There were 36 people present for the ACP meeting held in Ovens, Co Cork on 21 May. The vast majority were priests but they were joined for the first time by a number of lay people. Tim Hazelwood acted as coordinator. This was the first meeting of the group in Cork since August of 2011.
The meeting began with Billy O’ Donovan giving a brief and very positive report on the meeting on “Towards an Assembly of the Irish Catholic Church” held recently in Dublin. Bernard Cotter then gave a update on happenings in the ACP since our last meeting:
- The Kevin Reynolds situation.
- The new text for the English Mass.
- The report of the Apostolic Visitors.
- ACP Survey Results.
- The Tony Flannery situation.
The leadership teams’ difficulty in keeping pace with events in the association was noted, one of these being the desire, of an increasing number of lay people, to become members. It had not been foreseen. This naturally led onto a discussion about whom the membership ought to be open to, priests only or laity and priests together? Various opinions were expressed in lively exchanges. The priesthood of the baptised was emphasised.
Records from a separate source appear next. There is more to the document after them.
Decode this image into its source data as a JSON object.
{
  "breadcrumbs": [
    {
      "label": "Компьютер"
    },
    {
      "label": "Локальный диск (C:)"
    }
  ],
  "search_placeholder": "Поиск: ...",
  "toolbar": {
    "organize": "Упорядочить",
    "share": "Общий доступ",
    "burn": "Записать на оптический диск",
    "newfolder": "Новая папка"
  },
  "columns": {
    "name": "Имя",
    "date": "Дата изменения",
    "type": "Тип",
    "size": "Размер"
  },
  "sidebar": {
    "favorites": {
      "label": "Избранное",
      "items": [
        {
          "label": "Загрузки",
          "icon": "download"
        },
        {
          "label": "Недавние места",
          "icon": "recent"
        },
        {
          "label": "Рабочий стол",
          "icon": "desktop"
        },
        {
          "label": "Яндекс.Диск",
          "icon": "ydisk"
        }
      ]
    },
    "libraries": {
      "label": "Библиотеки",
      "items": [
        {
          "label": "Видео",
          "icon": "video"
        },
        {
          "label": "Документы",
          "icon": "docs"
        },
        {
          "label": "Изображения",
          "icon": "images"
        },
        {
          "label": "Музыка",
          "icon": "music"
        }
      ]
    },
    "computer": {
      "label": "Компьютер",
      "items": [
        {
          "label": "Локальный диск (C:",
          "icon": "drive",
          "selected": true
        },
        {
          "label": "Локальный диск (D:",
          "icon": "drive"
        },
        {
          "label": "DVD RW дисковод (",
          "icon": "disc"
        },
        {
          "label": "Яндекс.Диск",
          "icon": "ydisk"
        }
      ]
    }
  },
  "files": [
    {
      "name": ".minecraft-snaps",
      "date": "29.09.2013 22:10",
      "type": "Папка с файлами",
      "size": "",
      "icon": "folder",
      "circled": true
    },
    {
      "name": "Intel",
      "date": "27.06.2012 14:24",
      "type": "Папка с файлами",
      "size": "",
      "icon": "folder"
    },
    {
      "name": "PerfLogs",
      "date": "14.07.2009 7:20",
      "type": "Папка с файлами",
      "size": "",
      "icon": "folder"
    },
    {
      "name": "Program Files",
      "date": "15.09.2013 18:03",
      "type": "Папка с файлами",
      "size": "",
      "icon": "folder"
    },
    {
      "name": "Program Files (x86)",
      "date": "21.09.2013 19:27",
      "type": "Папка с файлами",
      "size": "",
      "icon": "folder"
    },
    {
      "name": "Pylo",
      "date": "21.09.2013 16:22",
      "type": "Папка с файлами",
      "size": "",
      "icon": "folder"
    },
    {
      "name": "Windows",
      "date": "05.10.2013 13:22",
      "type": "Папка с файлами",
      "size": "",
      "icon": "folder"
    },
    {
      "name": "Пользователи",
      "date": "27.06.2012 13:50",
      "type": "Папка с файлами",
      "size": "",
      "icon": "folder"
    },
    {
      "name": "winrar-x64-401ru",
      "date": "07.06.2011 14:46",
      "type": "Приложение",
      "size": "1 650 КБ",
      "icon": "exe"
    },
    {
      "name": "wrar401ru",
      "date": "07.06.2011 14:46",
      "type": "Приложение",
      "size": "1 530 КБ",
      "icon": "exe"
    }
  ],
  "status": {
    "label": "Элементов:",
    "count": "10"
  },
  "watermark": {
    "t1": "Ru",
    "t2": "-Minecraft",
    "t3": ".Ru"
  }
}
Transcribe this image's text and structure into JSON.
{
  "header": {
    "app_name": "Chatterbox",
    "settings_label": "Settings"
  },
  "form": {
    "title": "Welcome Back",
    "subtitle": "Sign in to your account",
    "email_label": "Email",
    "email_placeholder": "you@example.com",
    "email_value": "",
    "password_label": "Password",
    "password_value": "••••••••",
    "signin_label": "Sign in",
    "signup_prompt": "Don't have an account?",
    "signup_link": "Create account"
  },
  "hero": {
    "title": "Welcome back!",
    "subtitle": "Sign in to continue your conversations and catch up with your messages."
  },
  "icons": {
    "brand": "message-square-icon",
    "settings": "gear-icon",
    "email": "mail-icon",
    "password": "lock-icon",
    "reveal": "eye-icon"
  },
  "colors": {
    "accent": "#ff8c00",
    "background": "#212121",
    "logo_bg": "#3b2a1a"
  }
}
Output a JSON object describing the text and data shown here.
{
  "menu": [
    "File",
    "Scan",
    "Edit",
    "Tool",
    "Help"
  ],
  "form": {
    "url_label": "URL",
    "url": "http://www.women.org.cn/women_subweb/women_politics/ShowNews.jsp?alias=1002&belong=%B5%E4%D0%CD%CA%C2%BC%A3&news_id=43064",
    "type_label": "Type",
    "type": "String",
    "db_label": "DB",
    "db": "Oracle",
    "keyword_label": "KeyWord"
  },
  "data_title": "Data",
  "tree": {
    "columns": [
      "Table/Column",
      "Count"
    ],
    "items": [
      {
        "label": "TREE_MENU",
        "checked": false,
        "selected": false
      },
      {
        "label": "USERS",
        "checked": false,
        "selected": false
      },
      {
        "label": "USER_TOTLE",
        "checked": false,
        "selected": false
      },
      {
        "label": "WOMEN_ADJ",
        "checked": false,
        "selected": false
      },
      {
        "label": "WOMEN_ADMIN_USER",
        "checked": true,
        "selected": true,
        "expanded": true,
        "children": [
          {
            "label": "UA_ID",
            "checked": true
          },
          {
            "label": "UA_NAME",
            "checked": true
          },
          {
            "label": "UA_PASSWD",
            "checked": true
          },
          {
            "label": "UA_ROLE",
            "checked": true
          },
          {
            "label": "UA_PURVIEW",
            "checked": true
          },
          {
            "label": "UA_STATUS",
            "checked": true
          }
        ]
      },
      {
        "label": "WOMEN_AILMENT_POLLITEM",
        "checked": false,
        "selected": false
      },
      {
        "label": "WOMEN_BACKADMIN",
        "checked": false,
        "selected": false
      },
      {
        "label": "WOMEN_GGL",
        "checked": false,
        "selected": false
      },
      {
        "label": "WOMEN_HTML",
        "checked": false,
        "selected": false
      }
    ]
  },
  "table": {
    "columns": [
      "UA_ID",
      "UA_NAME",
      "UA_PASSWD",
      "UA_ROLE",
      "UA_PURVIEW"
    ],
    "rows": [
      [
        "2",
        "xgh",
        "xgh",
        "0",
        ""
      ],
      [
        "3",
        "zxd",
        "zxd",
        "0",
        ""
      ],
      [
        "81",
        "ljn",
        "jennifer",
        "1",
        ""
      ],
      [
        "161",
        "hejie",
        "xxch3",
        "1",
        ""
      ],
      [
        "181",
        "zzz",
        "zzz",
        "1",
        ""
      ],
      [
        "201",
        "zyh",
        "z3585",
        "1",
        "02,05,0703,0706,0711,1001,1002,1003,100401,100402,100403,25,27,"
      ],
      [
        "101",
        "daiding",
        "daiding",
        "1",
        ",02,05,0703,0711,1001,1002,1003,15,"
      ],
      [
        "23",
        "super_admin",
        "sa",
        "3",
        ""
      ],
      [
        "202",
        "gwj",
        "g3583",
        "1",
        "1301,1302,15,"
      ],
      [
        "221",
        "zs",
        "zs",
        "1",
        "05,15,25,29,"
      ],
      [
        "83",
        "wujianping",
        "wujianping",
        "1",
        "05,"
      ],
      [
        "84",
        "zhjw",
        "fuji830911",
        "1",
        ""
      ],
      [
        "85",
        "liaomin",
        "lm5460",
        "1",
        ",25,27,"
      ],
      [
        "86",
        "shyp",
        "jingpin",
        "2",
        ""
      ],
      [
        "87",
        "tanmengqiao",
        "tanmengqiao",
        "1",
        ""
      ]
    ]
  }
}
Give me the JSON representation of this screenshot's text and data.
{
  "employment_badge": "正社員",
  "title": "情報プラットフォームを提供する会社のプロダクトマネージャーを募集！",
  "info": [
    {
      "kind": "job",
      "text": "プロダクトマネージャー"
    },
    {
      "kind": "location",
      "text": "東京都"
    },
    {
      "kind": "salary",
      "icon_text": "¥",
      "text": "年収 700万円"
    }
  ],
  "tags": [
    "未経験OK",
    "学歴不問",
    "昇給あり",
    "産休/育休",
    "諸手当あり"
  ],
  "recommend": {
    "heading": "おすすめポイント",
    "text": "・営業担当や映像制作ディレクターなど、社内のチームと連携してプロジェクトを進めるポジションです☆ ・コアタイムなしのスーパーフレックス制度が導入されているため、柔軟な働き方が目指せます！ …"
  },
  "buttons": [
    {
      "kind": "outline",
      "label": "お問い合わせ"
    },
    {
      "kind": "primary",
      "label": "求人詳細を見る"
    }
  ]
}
It is a question of what the Church IS rather that what we might WANT it to be. The association needs to quietly insist on dialogue at all levels in the church and that this ought to begin in the association itself. A lay membership would create a forum for real discussion where priests can be challenged, very easy to shut people up at parish level. This in turn could facilitate an honest appraisal of why the changes envisaged in Vatican ll have not come to fruition at parish level. The role of the laity is greater than bringing Christ to the workplace, a lay membership would allow the gifts of all to be used. Another repeated contribution was the desirability of a ‘priest only’ space to address what could be termed ‘professional issues’. The very important role theACP. plays in protecting the rights of priests was also highlighted.
The second main item for discussion was the idea of holding a meeting in Munster similar to the one in Dublin about an Assembly. There was unanimous support for this. Early autumn was identified as a suitable time. Three people volunteered to make contact with ACP members in other dioceses and work towards realising same, namely Pat Moran OSA, Tom Riordan and Máire Mulcahy.
Other issues that were raised, but that the lack of time prevented detailed discussion included:
- The seal of confession.
- The importance of pastoral supervision for priests in dealing with an increasing workload.
- The reality that there will always be tension between priests’ representative groups and central authority.
The final items was the reading of the letter sent by Cardinal Brady on behalf of the Episcopal Conference in response to the individual invitations sent to each bishop to attend the meeting in Dublin. The letter could only be described as extremely disappointing at a time when dialogue is so urgently needed in the Irish Church.